A handy cheatsheet on tools for model evaluation. Briefly explains key concepts, and ends up with Powerful GridSearch tool, providing code snippets.

The cheatsheet includes:

Dummy Classifiers

Confusion Matrices - example of binary confusion matrices

Evaluating Binary-Classification Models

  • Metrics - metrics explained
  • AUC - useful extra metric

Evaluating MultiClassification Models

Meet the Grid Searh! - the essense of this cheatsheet

Dummy Classifiers

Dummy classifiers completely ignore data. Used for performance comparison with real models. The idea is to get better scoring than that of a dummy.

Types of dummy classifiers:

  • most_frequent - always predicts most frequent label
  • stratified - random predictions based on data distribution of initial dataset
  • uniform - generates prediction uniformly
  • constant - predicts user-provided label (can be applicable for F1 score evaluation)
from sklearn.dummy import DummyClassifier

# Negative class (0) is most frequent
dummy_majority = DummyClassifier(strategy = 'most_frequent').fit(X_train, y_train)
# Therefore the dummy 'most_frequent' classifier always predicts class 0
y_dummy_predictions = dummy_majority.predict(X_test)

y_dummy_predictions
dummy_majority.score(X_test, y_test)
svm = SVC(kernel='linear', C=1).fit(X_train, y_train)
svm.score(X_test, y_test)

Confusion Matrices

Provide insight via a visual on True Negative, True Positive, False Negative, False Positive distribution.

# Confusion matrix with dummy classifier

from sklearn.metrics import confusion_matrix

# Negative class (0) is most frequent
dummy_majority = DummyClassifier(strategy = 'most_frequent').fit(X_train, y_train)
y_majority_predicted = dummy_majority.predict(X_test)
confusion = confusion_matrix(y_test, y_majority_predicted)
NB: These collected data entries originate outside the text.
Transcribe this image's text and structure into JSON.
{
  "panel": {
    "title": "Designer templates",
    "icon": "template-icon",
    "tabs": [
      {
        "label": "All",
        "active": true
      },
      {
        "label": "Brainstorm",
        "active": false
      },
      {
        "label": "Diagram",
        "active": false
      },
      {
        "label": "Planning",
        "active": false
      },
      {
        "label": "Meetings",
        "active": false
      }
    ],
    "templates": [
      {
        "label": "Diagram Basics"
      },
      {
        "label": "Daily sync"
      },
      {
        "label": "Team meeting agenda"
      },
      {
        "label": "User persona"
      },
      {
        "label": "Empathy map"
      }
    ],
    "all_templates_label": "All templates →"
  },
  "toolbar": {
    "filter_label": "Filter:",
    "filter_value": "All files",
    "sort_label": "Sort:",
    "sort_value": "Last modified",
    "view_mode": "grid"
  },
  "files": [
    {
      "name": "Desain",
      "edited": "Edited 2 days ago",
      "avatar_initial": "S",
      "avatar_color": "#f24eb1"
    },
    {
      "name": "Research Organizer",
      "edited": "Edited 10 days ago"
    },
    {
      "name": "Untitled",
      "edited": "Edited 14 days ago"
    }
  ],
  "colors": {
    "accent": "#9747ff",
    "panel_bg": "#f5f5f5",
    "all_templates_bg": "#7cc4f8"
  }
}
print('Most frequent class (dummy classifier)\n', confusion)
# Confusion matrix with SVC

svm = SVC(kernel='linear', C=1).fit(X_train, y_train)
svm_predicted = svm.predict(X_test)
confusion = confusion_matrix(y_test, svm_predicted)

print('Support vector machine classifier (linear kernel, C=1)\n', confusion)

Evaluating Binary-Classification Models

Metrics

Sometimes performance of the model can be evaluated not only accuracy-wise. But various metrics can be taken into consideration or chosen as primary, according to business goals.

Accuracy = TP + TN / (TP + TN + FP + FN) - how accurately True values are predicted

Pecision = TP / (TP + FP) - how precise the model is. Good as primary for customer-inclined tasks, where False Positive results should be minimized.

Recall = TP / (TP + FN) Also known as sensitivity, or True Positive Rate - good for medical applications, when missed (False Negative) predictions should be minimized.

F1 = 2 * Precision * Recall / (Precision + Recall) - evaluates precision and recall equally (harmonic mean)

from sklearn.metrics import accuracy_score, precision_score, recall_score, f1_score
# Accuracy = TP + TN / (TP + TN + FP + FN)
# Precision = TP / (TP + FP)
# Recall = TP / (TP + FN)  Also known as sensitivity, or True Positive Rate
# F1 = 2 * Precision * Recall / (Precision + Recall) 
print('Accuracy: {:.2f}'.format(accuracy_score(y_test, tree_predicted)))
print('Precision: {:.2f}'.format(precision_score(y_test, tree_predicted)))
print('Recall: {:.2f}'.format(recall_score(y_test, tree_predicted)))
print('F1: {:.2f}'.format(f1_score(y_test, tree_predicted)))
# Combined report with all above metrics
from sklearn.metrics import classification_report
print(classification_report(y_test, tree_predicted, target_names=['not 1', '1']))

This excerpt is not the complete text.